Anti-war sentiment was the main factor in delivering the Democrats a majority in both Houses of Congress last November. But in the first and key test of commitment to ending the war, the Democrats last month capitulated to the administration and ratified an emergency appropriations bill for $100 billion of additional funding for the wars in Iraq and Afghanistan.
No senior Democrat echoed Mansfield’s 1973 declaration that, “The only way to face up to our responsibilities... is to cut the purse strings.”
During a debate between declared Democratic presidential contenders in New Hampshire on June 3, carried live on CNN, none of the front runners – Barack Obama, Hillary Clinton, John Edwards – advocated withdrawal from Iraq. Not one. The furthest any would go was to envision redeployment from combat to garrison duty, with “quick-reaction strikes” against “terrorists”. All supported the retention of tens of thousands of troops in Iraq for the indefinite future, with thousands more on stand-by in Kuwait and elsewhere in the Persian Gulf.
The question of impeaching Bush for his resort to criminality and attacks on civil liberties didn’t rate a mention during two hours-plus of debate.

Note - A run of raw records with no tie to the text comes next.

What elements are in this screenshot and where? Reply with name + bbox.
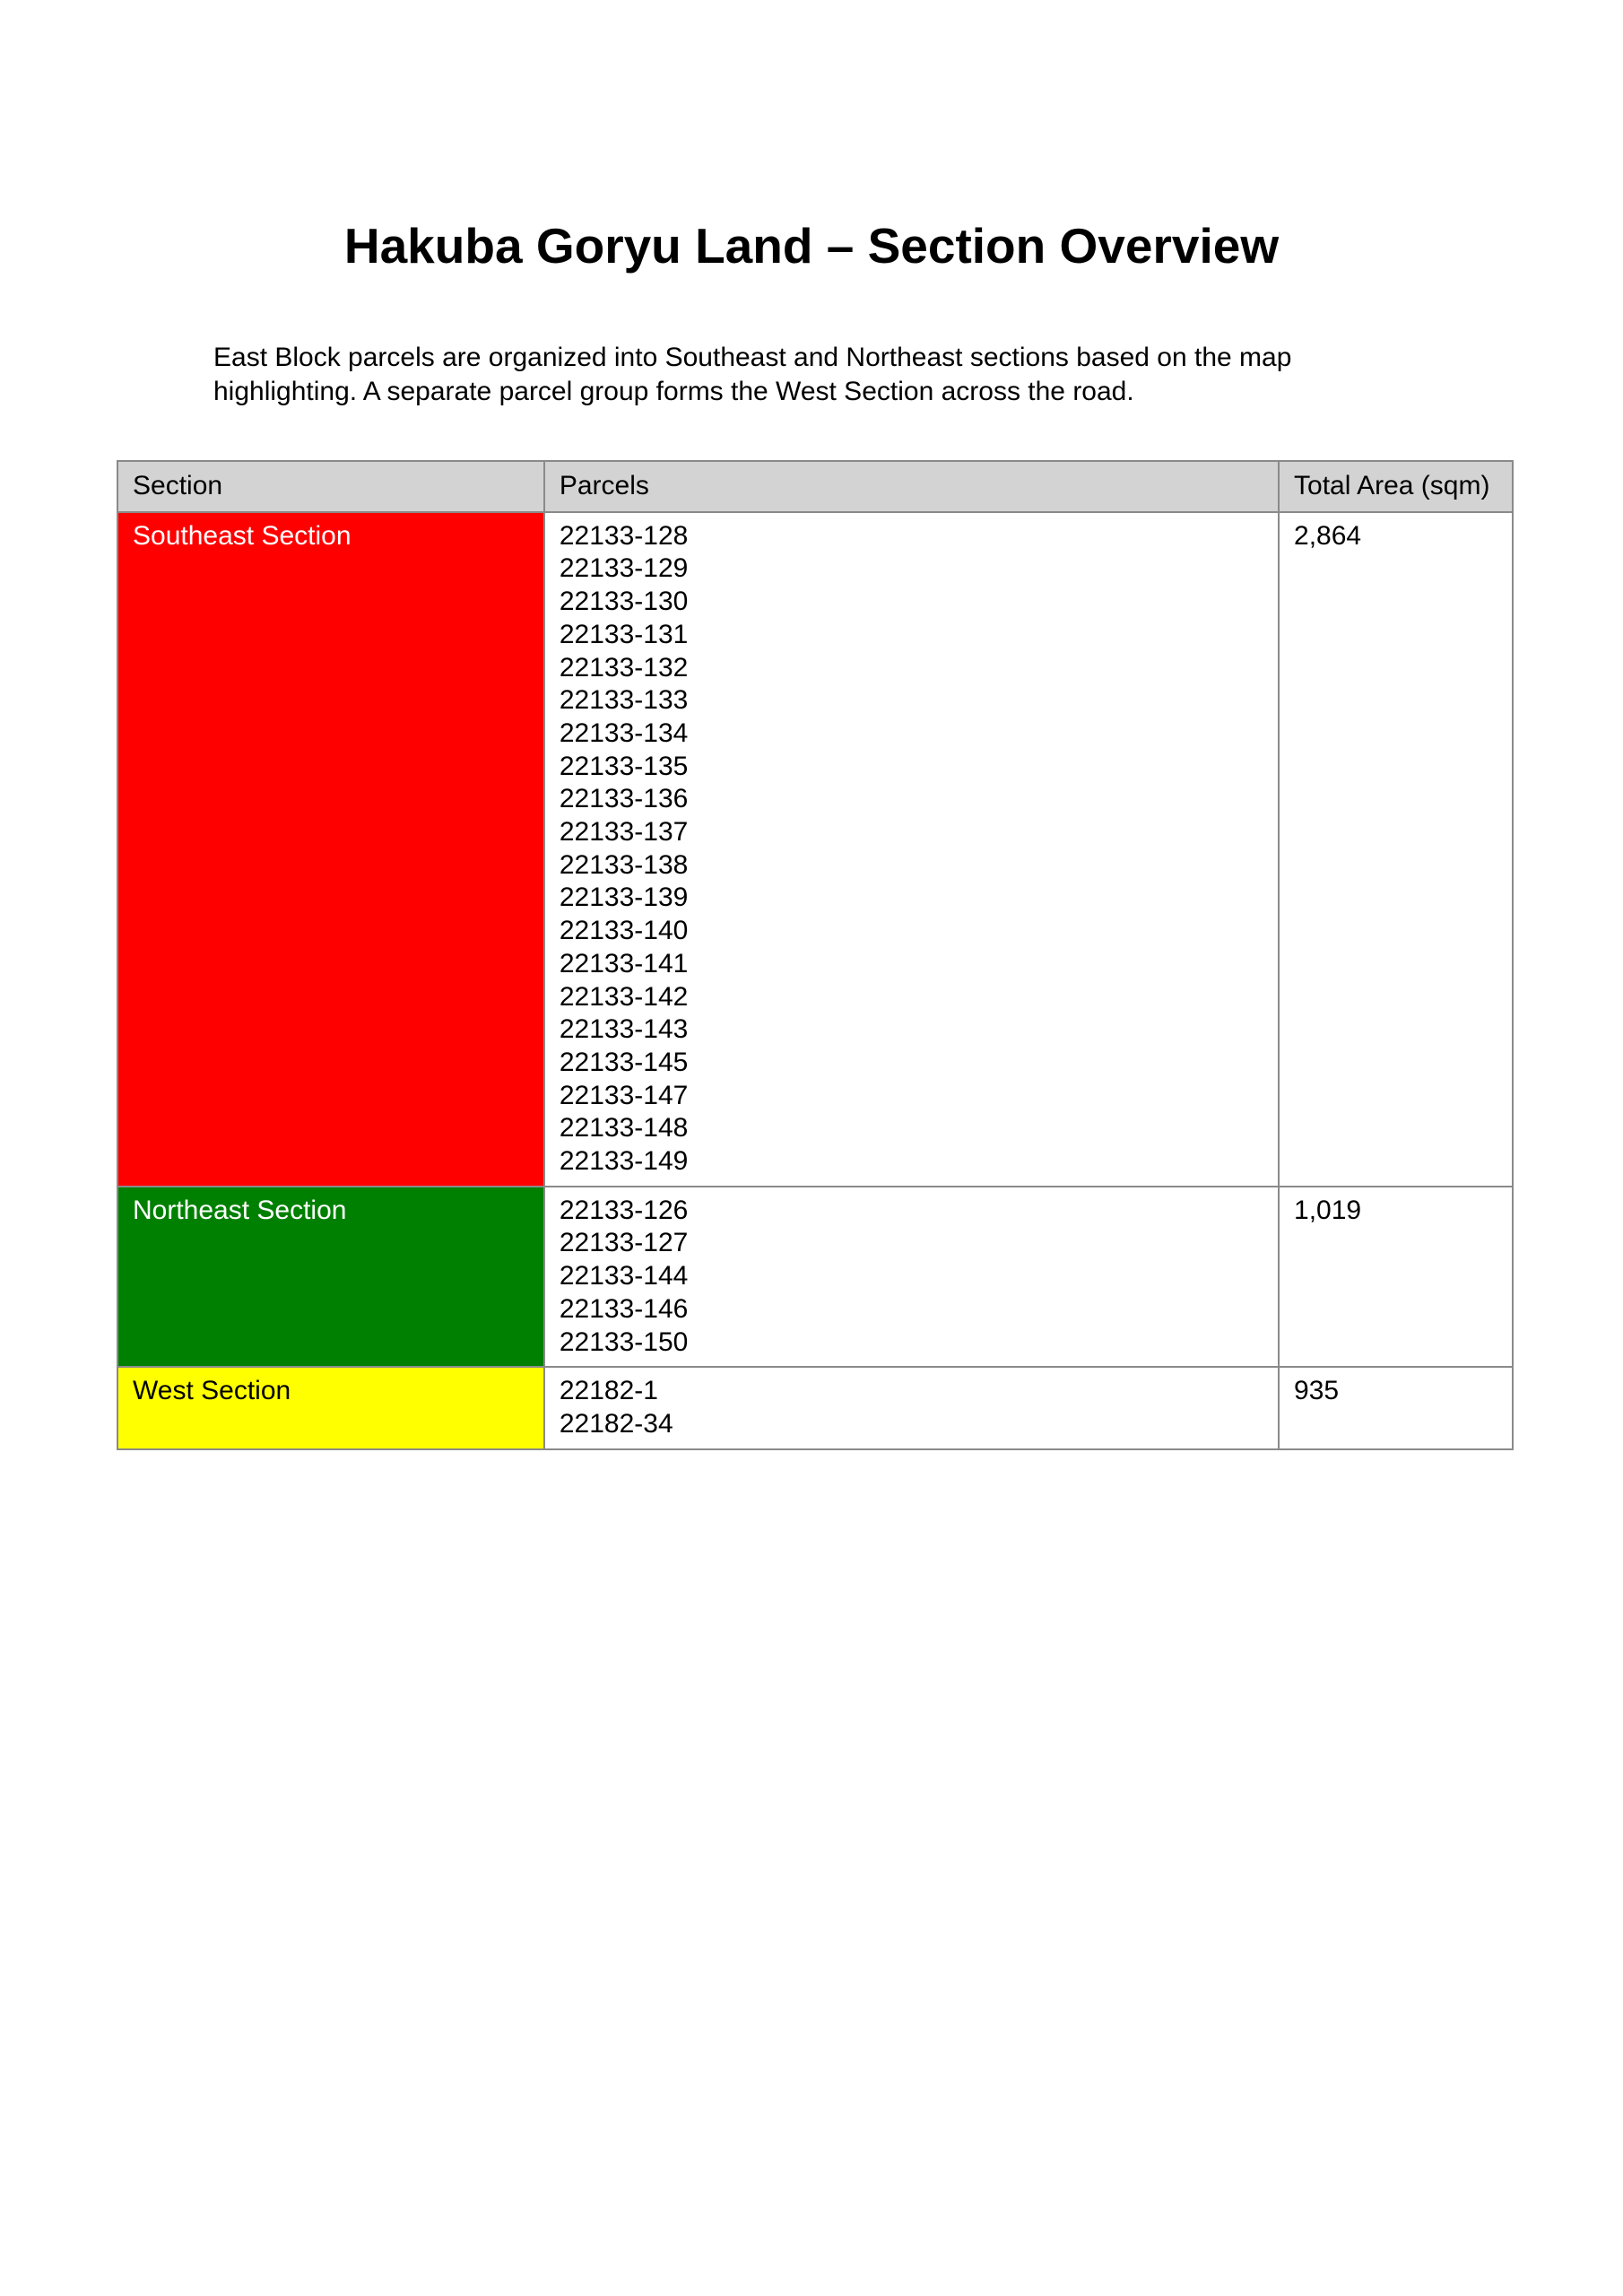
parcel-id: 22133-128 — [559, 520, 689, 551]
parcel-id: 22133-126 — [559, 1195, 689, 1225]
parcel-id: 22133-149 — [559, 1146, 689, 1177]
intro-paragraph: East Block parcels are organized into Southeast and Northeast sections based on the map highlighting. A separate parcel group forms the West Section across the road. — [213, 343, 1292, 406]
parcel-id: 22133-144 — [559, 1261, 689, 1292]
header-total-area: Total Area (sqm) — [1279, 461, 1513, 512]
area-cell-southeast: 2,864 — [1279, 512, 1513, 1187]
table-row-southeast — [117, 512, 1513, 1187]
parcel-id: 22133-138 — [559, 849, 689, 880]
section-table — [117, 460, 1514, 1450]
parcel-id: 22133-143 — [559, 1014, 689, 1045]
parcel-id: 22133-141 — [559, 948, 689, 978]
header-parcels: Parcels — [544, 461, 1279, 512]
parcel-id: 22133-131 — [559, 619, 689, 649]
parcel-id: 22133-134 — [559, 718, 689, 748]
parcel-id: 22133-135 — [559, 751, 689, 781]
area-cell-west: 935 — [1279, 1367, 1513, 1448]
header-section: Section — [117, 461, 544, 512]
parcel-id: 22133-139 — [559, 883, 689, 913]
section-cell-west: West Section — [117, 1367, 544, 1448]
section-cell-northeast: Northeast Section — [117, 1187, 544, 1368]
parcel-id: 22133-147 — [559, 1080, 689, 1110]
parcel-id: 22133-148 — [559, 1113, 689, 1144]
parcel-id: 22133-127 — [559, 1228, 689, 1258]
parcels-cell-southeast — [544, 512, 1279, 1187]
parcel-id: 22182-34 — [559, 1408, 673, 1439]
parcels-cell-northeast — [544, 1187, 1279, 1368]
parcel-id: 22133-150 — [559, 1326, 689, 1357]
section-cell-southeast: Southeast Section — [117, 512, 544, 1187]
table-row-west — [117, 1367, 1513, 1448]
table-body — [117, 512, 1513, 1449]
parcel-id: 22133-129 — [559, 553, 689, 584]
parcel-id: 22133-136 — [559, 784, 689, 814]
parcel-id: 22182-1 — [559, 1376, 658, 1406]
table-row-northeast — [117, 1187, 1513, 1368]
parcel-id: 22133-130 — [559, 587, 689, 617]
parcel-id: 22133-145 — [559, 1047, 689, 1077]
parcel-id: 22133-142 — [559, 981, 689, 1012]
parcel-id: 22133-146 — [559, 1293, 689, 1324]
parcels-cell-west — [544, 1367, 1279, 1448]
parcel-id: 22133-133 — [559, 685, 689, 716]
parcel-id: 22133-132 — [559, 652, 689, 683]
parcel-id: 22133-140 — [559, 916, 689, 946]
table-header-row — [117, 461, 1513, 512]
parcel-id: 22133-137 — [559, 817, 689, 848]
area-cell-northeast: 1,019 — [1279, 1187, 1513, 1368]
page-title: Hakuba Goryu Land – Section Overview — [343, 218, 1280, 274]
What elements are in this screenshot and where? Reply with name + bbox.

The role of the media, too, stands in contrast to the defence of civil liberties offered by mainstream outlets during the Nixon years. We can be certain there’s no re-make of “All the President’s Men” in development at the moment.
The NY Times had the gen on Bush’s NSA surveillance operation for a year before publishing. Senior executives have been frank in admitting that the reason they held off was that the White House had asked them to. They put the facts into print only upon learning that a Times staffer was about to reveal all in a book.
Even now, the major US newspapers, including the NY Times, and news agencies including Reuters and Associated Press, routinely refer to Bush “secretly authorising” the NSA’s activities, or “granting powers” to the agency, as if Bush actually possessed these powers and the only matter at issue was the advisability of using them as he did.
The same style is adopted by the BBC and RTÉ.
One of the roles of hotpress over the last 30 years has been to do what we can to hold power to account. It is a more vital role now than it was in the beginning.